# Sporty Custom-Made Suit for the Audi Q7



## [email protected] (Apr 9, 2004)

*
• S line sports package plus with sports suspension
• S line exterior package underlines striking sporty design*
The new Audi Q7 represents a new superlative in the SUV (Sport Utility Vehicles) segment. It produces the performance of a sports car on the road, while redefining the boundaries of a vehicle in this category off-road. The sporty characteristics of the Audi Q7 are further enhanced by the equipment package “S line sports package plus”: sports suspension, sports seats and cast aluminium wheels up to 21 inches in size turn the performance SUV into an athlete. The 
“S line exterior package” is the new sporty custom-made outfit for the Audi Q7 that adds attractive visual touches on the outside. The two equipment packages from quattro GmbH can be ordered separately or together from the middle of 2006. The Audi Q7 3.0 TDI quattro and the Audi Q7 4.2 FSI quattro will be launched in Germany at the start of March 2006.
S line sports package plus
The new “S line sports package plus” for the Audi Q7 from quattro GmbH gives the performance SUV an even more emotional and sporty character. With its dynamic spring/shock absorber settings, the S line sports suspension conveys pure driving pleasure. The vehicle is lowered by 10 millimetres compared with models fitted with the standard suspension. 9Jx20 cast aluminium wheels of 5-spoke design with size 275/45 R 20 tyres give the vehicle its athletic appearance. S line logos on the front left and right wings and on the door sill trims are further distinguishing features of the Audi Q7 S line. 
Inside the vehicle, electrically adjustable front sports seats in a combination of Alcantara/Leather and with an embossed S line logo on the backrests provide excellent lateral support. The 3-spoke leather multifunction sports steering wheel with S line emblem and the gear lever gaiter are covered in smooth black leather, the gear knob in perforated leather.
The black trimmed interior and headlining contrast with the matt brushed S line aluminium inlays to produce additional sporty touches. Fine grain birch wood grey inlays can be ordered as an alternative. The Audi driver information system is also part of the package.
20-inch cast aluminium wheels of 20-spoke design or 21-inch cast aluminium wheels of 7 twin-spoke design are available as an option.

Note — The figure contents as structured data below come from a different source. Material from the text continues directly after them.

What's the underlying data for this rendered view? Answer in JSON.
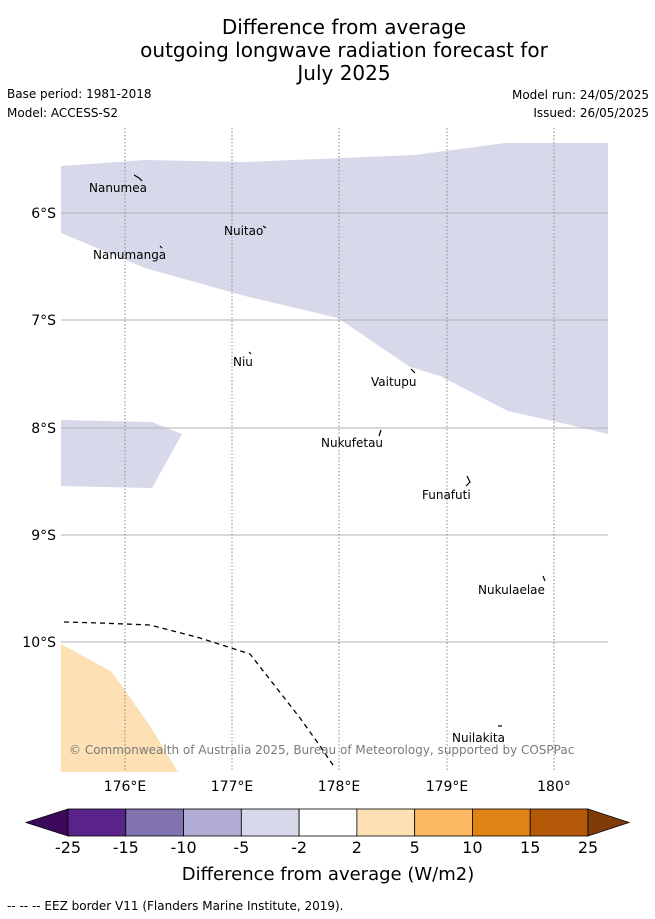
{
  "title": {
    "line1": "Difference from average",
    "line2": "outgoing longwave radiation forecast for",
    "line3": "July 2025"
  },
  "meta": {
    "base_period": "Base period: 1981-2018",
    "model": "Model: ACCESS-S2",
    "model_run": "Model run: 24/05/2025",
    "issued": "Issued: 26/05/2025"
  },
  "map": {
    "lat_labels": [
      "6°S",
      "7°S",
      "8°S",
      "9°S",
      "10°S"
    ],
    "lon_labels": [
      "176°E",
      "177°E",
      "178°E",
      "179°E",
      "180°"
    ],
    "places": [
      {
        "id": "nanumea",
        "name": "Nanumea"
      },
      {
        "id": "nuitao",
        "name": "Nuitao"
      },
      {
        "id": "nanumanga",
        "name": "Nanumanga"
      },
      {
        "id": "niu",
        "name": "Niu"
      },
      {
        "id": "vaitupu",
        "name": "Vaitupu"
      },
      {
        "id": "nukufetau",
        "name": "Nukufetau"
      },
      {
        "id": "funafuti",
        "name": "Funafuti"
      },
      {
        "id": "nukulaelae",
        "name": "Nukulaelae"
      },
      {
        "id": "nuilakita",
        "name": "Nuilakita"
      }
    ],
    "copyright": "© Commonwealth of Australia 2025, Bureau of Meteorology, supported by COSPPac",
    "anomaly_colors": {
      "negative_weak": "#d7d8e9",
      "positive_weak": "#fde0b4"
    }
  },
  "colorbar": {
    "label": "Difference from average (W/m2)",
    "ticks": [
      "-25",
      "-15",
      "-10",
      "-5",
      "-2",
      "2",
      "5",
      "10",
      "15",
      "25"
    ],
    "colors": [
      "#3d0a5b",
      "#5a2389",
      "#8174ae",
      "#b1acd3",
      "#d7d8e9",
      "#ffffff",
      "#fde0b4",
      "#fdb863",
      "#e08214",
      "#b35806",
      "#7f3b08"
    ]
  },
  "footer": {
    "legend_text": "--  --  -- EEZ border V11 (Flanders Marine Institute, 2019)."
  }
}
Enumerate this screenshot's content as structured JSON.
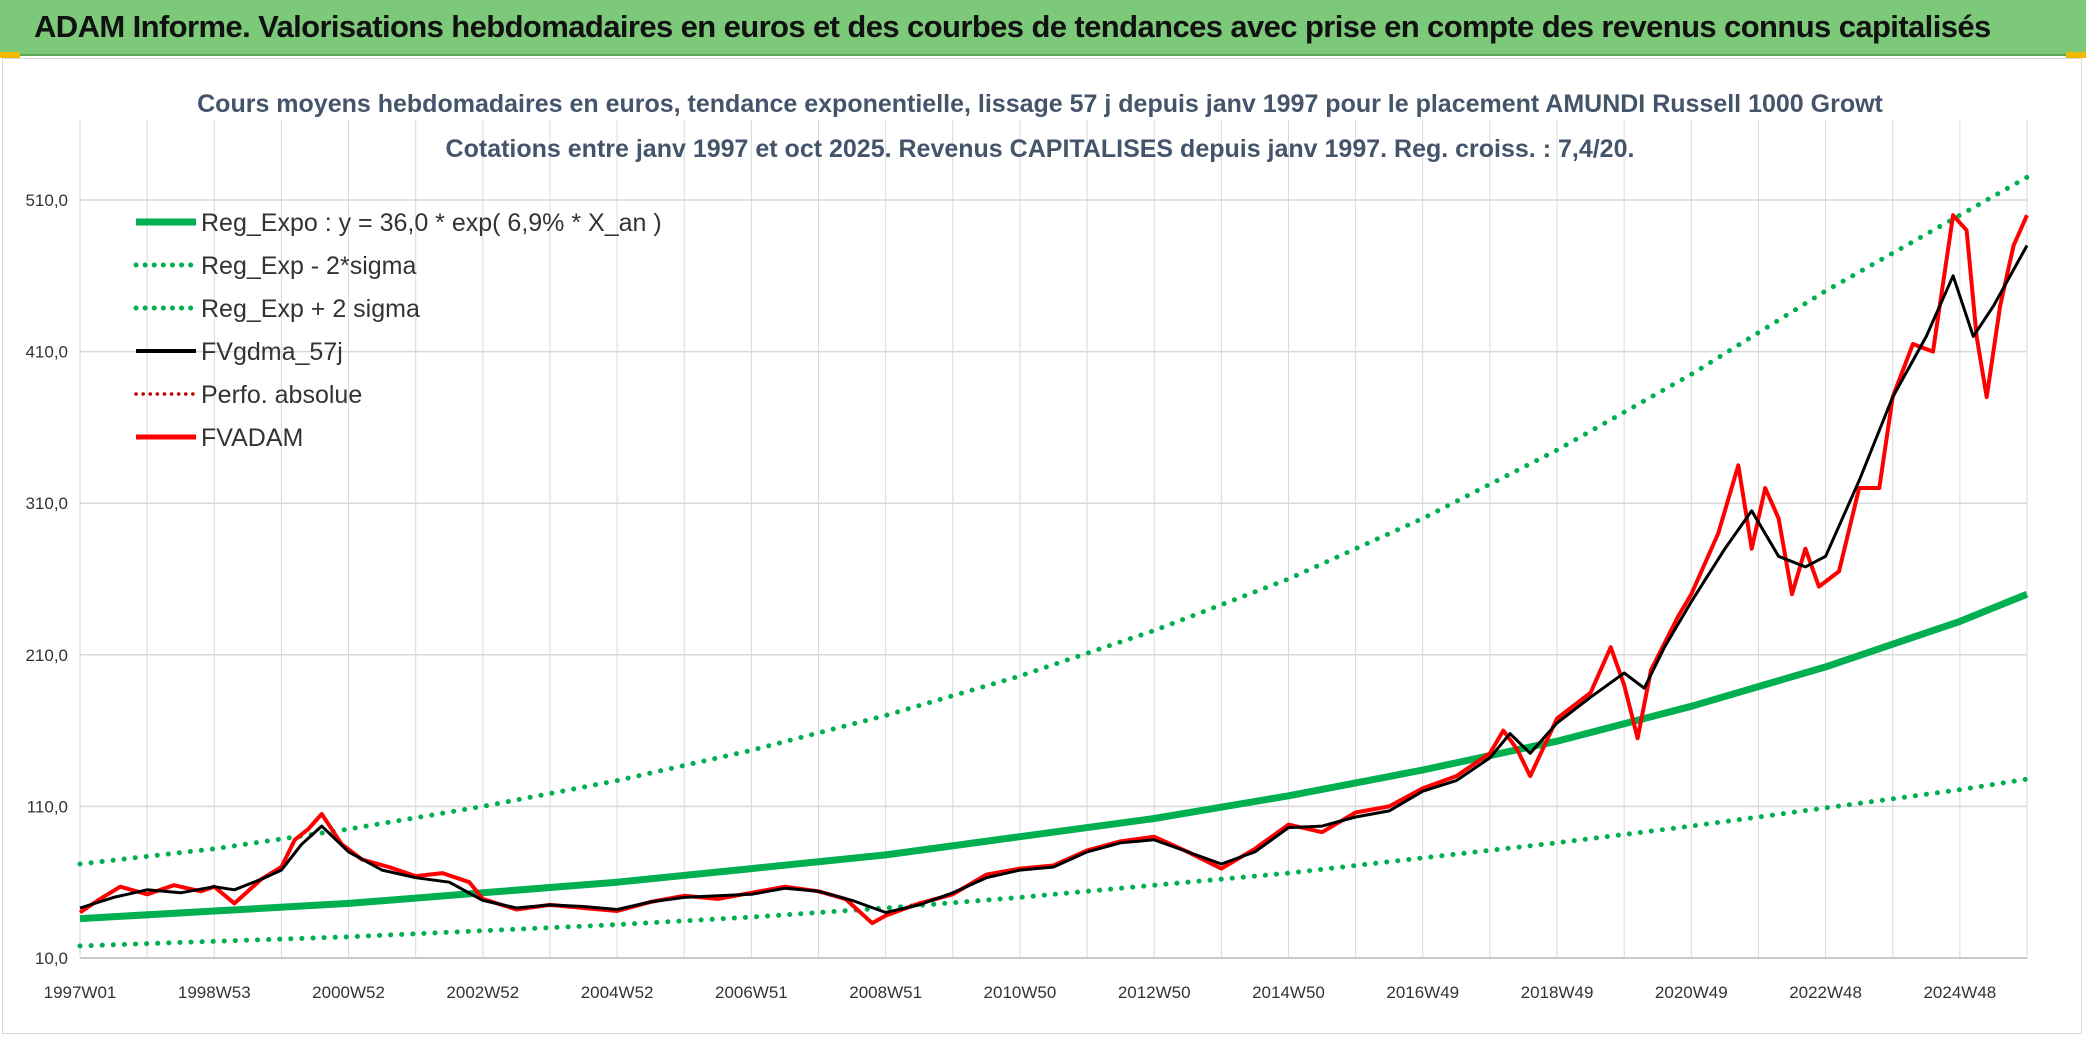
{
  "banner": {
    "title": "ADAM Informe. Valorisations hebdomadaires en euros et des courbes de tendances avec prise en compte des revenus connus capitalisés"
  },
  "colors": {
    "banner_bg": "#7dc97a",
    "reg_expo": "#00b050",
    "fvgdma": "#000000",
    "fvadam": "#ff0000",
    "perfo": "#c00000",
    "grid": "#d9d9d9"
  },
  "chart_data": {
    "type": "line",
    "title": "Cours moyens hebdomadaires en euros, tendance exponentielle, lissage 57 j depuis janv 1997 pour le placement AMUNDI Russell 1000 Growt",
    "subtitle": "Cotations entre janv 1997 et oct 2025. Revenus CAPITALISES depuis janv 1997. Reg. croiss. : 7,4/20.",
    "x_ticks": [
      "1997W01",
      "1998W53",
      "2000W52",
      "2002W52",
      "2004W52",
      "2006W51",
      "2008W51",
      "2010W50",
      "2012W50",
      "2014W50",
      "2016W49",
      "2018W49",
      "2020W49",
      "2022W48",
      "2024W48"
    ],
    "x_tick_years": [
      1997.0,
      1999.0,
      2001.0,
      2003.0,
      2005.0,
      2007.0,
      2009.0,
      2011.0,
      2013.0,
      2015.0,
      2017.0,
      2019.0,
      2021.0,
      2023.0,
      2025.0
    ],
    "x_range": [
      1997.0,
      2026.0
    ],
    "y_ticks": [
      "10,0",
      "110,0",
      "210,0",
      "310,0",
      "410,0",
      "510,0"
    ],
    "y_tick_values": [
      10,
      110,
      210,
      310,
      410,
      510
    ],
    "ylim": [
      10,
      510
    ],
    "grid": true,
    "legend_position": "top-left",
    "legend": [
      {
        "label": "Reg_Expo : y = 36,0 * exp( 6,9% *  X_an )",
        "color": "#00b050",
        "style": "solid-thick"
      },
      {
        "label": "Reg_Exp - 2*sigma",
        "color": "#00b050",
        "style": "dotted"
      },
      {
        "label": "Reg_Exp + 2 sigma",
        "color": "#00b050",
        "style": "dotted"
      },
      {
        "label": "FVgdma_57j",
        "color": "#000000",
        "style": "solid"
      },
      {
        "label": "Perfo. absolue",
        "color": "#c00000",
        "style": "dotted"
      },
      {
        "label": "FVADAM",
        "color": "#ff0000",
        "style": "solid"
      }
    ],
    "series": [
      {
        "name": "Reg_Expo : y = 36,0 * exp( 6,9% *  X_an )",
        "x": [
          1997,
          1999,
          2001,
          2003,
          2005,
          2007,
          2009,
          2011,
          2013,
          2015,
          2017,
          2019,
          2021,
          2023,
          2025,
          2026
        ],
        "y": [
          36,
          41,
          46,
          53,
          60,
          69,
          78,
          90,
          102,
          117,
          134,
          153,
          176,
          202,
          232,
          250
        ]
      },
      {
        "name": "Reg_Exp - 2*sigma",
        "x": [
          1997,
          1999,
          2001,
          2003,
          2005,
          2007,
          2009,
          2011,
          2013,
          2015,
          2017,
          2019,
          2021,
          2023,
          2025,
          2026
        ],
        "y": [
          18,
          21,
          24,
          28,
          32,
          37,
          43,
          50,
          58,
          66,
          76,
          86,
          97,
          109,
          121,
          128
        ]
      },
      {
        "name": "Reg_Exp + 2 sigma",
        "x": [
          1997,
          1999,
          2001,
          2003,
          2005,
          2007,
          2009,
          2011,
          2013,
          2015,
          2017,
          2019,
          2021,
          2023,
          2025,
          2026
        ],
        "y": [
          72,
          82,
          95,
          110,
          127,
          147,
          170,
          196,
          226,
          260,
          300,
          345,
          395,
          450,
          500,
          525
        ]
      },
      {
        "name": "FVgdma_57j",
        "x": [
          1997.0,
          1997.5,
          1998.0,
          1998.5,
          1999.0,
          1999.3,
          1999.7,
          2000.0,
          2000.3,
          2000.6,
          2001.0,
          2001.5,
          2002.0,
          2002.5,
          2003.0,
          2003.5,
          2004.0,
          2004.5,
          2005.0,
          2005.5,
          2006.0,
          2006.5,
          2007.0,
          2007.5,
          2008.0,
          2008.5,
          2009.0,
          2009.5,
          2010.0,
          2010.5,
          2011.0,
          2011.5,
          2012.0,
          2012.5,
          2013.0,
          2013.5,
          2014.0,
          2014.5,
          2015.0,
          2015.5,
          2016.0,
          2016.5,
          2017.0,
          2017.5,
          2018.0,
          2018.3,
          2018.6,
          2019.0,
          2019.5,
          2020.0,
          2020.3,
          2020.6,
          2021.0,
          2021.5,
          2021.9,
          2022.3,
          2022.7,
          2023.0,
          2023.5,
          2024.0,
          2024.5,
          2024.9,
          2025.2,
          2025.5,
          2026.0
        ],
        "y": [
          43,
          50,
          55,
          53,
          57,
          55,
          62,
          68,
          85,
          97,
          80,
          68,
          63,
          60,
          48,
          43,
          45,
          44,
          42,
          47,
          50,
          51,
          52,
          56,
          54,
          48,
          40,
          45,
          53,
          63,
          68,
          70,
          80,
          86,
          88,
          80,
          72,
          80,
          96,
          97,
          103,
          107,
          120,
          127,
          142,
          158,
          145,
          165,
          182,
          198,
          188,
          215,
          245,
          280,
          305,
          275,
          268,
          275,
          325,
          380,
          420,
          460,
          420,
          440,
          480
        ]
      },
      {
        "name": "FVADAM",
        "x": [
          1997.0,
          1997.3,
          1997.6,
          1998.0,
          1998.4,
          1998.8,
          1999.0,
          1999.3,
          1999.7,
          2000.0,
          2000.2,
          2000.4,
          2000.6,
          2000.9,
          2001.2,
          2001.6,
          2002.0,
          2002.4,
          2002.8,
          2003.0,
          2003.5,
          2004.0,
          2004.5,
          2005.0,
          2005.5,
          2006.0,
          2006.5,
          2007.0,
          2007.5,
          2008.0,
          2008.4,
          2008.8,
          2009.0,
          2009.5,
          2010.0,
          2010.5,
          2011.0,
          2011.5,
          2012.0,
          2012.5,
          2013.0,
          2013.5,
          2014.0,
          2014.5,
          2015.0,
          2015.5,
          2016.0,
          2016.5,
          2017.0,
          2017.5,
          2018.0,
          2018.2,
          2018.4,
          2018.6,
          2019.0,
          2019.5,
          2019.8,
          2020.0,
          2020.2,
          2020.4,
          2020.8,
          2021.0,
          2021.4,
          2021.7,
          2021.9,
          2022.1,
          2022.3,
          2022.5,
          2022.7,
          2022.9,
          2023.2,
          2023.5,
          2023.8,
          2024.0,
          2024.3,
          2024.6,
          2024.9,
          2025.1,
          2025.25,
          2025.4,
          2025.6,
          2025.8,
          2026.0
        ],
        "y": [
          40,
          49,
          57,
          52,
          58,
          54,
          57,
          46,
          62,
          70,
          88,
          95,
          105,
          85,
          75,
          70,
          64,
          66,
          60,
          49,
          42,
          45,
          43,
          41,
          47,
          51,
          49,
          53,
          57,
          54,
          49,
          33,
          38,
          46,
          52,
          65,
          69,
          71,
          81,
          87,
          90,
          80,
          69,
          82,
          98,
          93,
          106,
          110,
          122,
          130,
          145,
          160,
          148,
          130,
          168,
          185,
          215,
          190,
          155,
          200,
          235,
          250,
          290,
          335,
          280,
          320,
          300,
          250,
          280,
          255,
          265,
          320,
          320,
          380,
          415,
          410,
          500,
          490,
          420,
          380,
          440,
          480,
          500
        ]
      }
    ]
  }
}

Thanks to the optionally available shift paddles on the leather multifunction steering wheel, the driver can also change the gears of the 6-speed tiptronic automatic transmission manually, without taking his or her hands off the steering wheel. In addition to the standard colours, the exclusive exterior colours Daytona Grey, pearl effect and Mugello Blue, pearl effect are offered as options.
*S line exterior package*
The “S line exterior package” for the Audi Q7 comprises particularly attractive components. The front bumper, the side cooling grilles, the lower door trims and the diffuser insert all have a striking sporty design. The lower sections of the front and rear bumpers, the lower door trims and the diffuser insert are all painted in the body colour, the radiator grille is painted Brilliant Black. The package includes S line logos on the front wings and the door sill trims as well as a headlight washer system.
*Prices*
The “S line sports package plus” costs €5,290 for the Audi Q7 3.0 TDI quattro and €2,980 for the Audi Q7 4.2 FSI quattro. The “S line exterior package” costs €1,900 for both models. A price discount of €200 is offered if the 
“S line exterior package” is ordered in conjunction with the 
“S line sports package plus”.


----------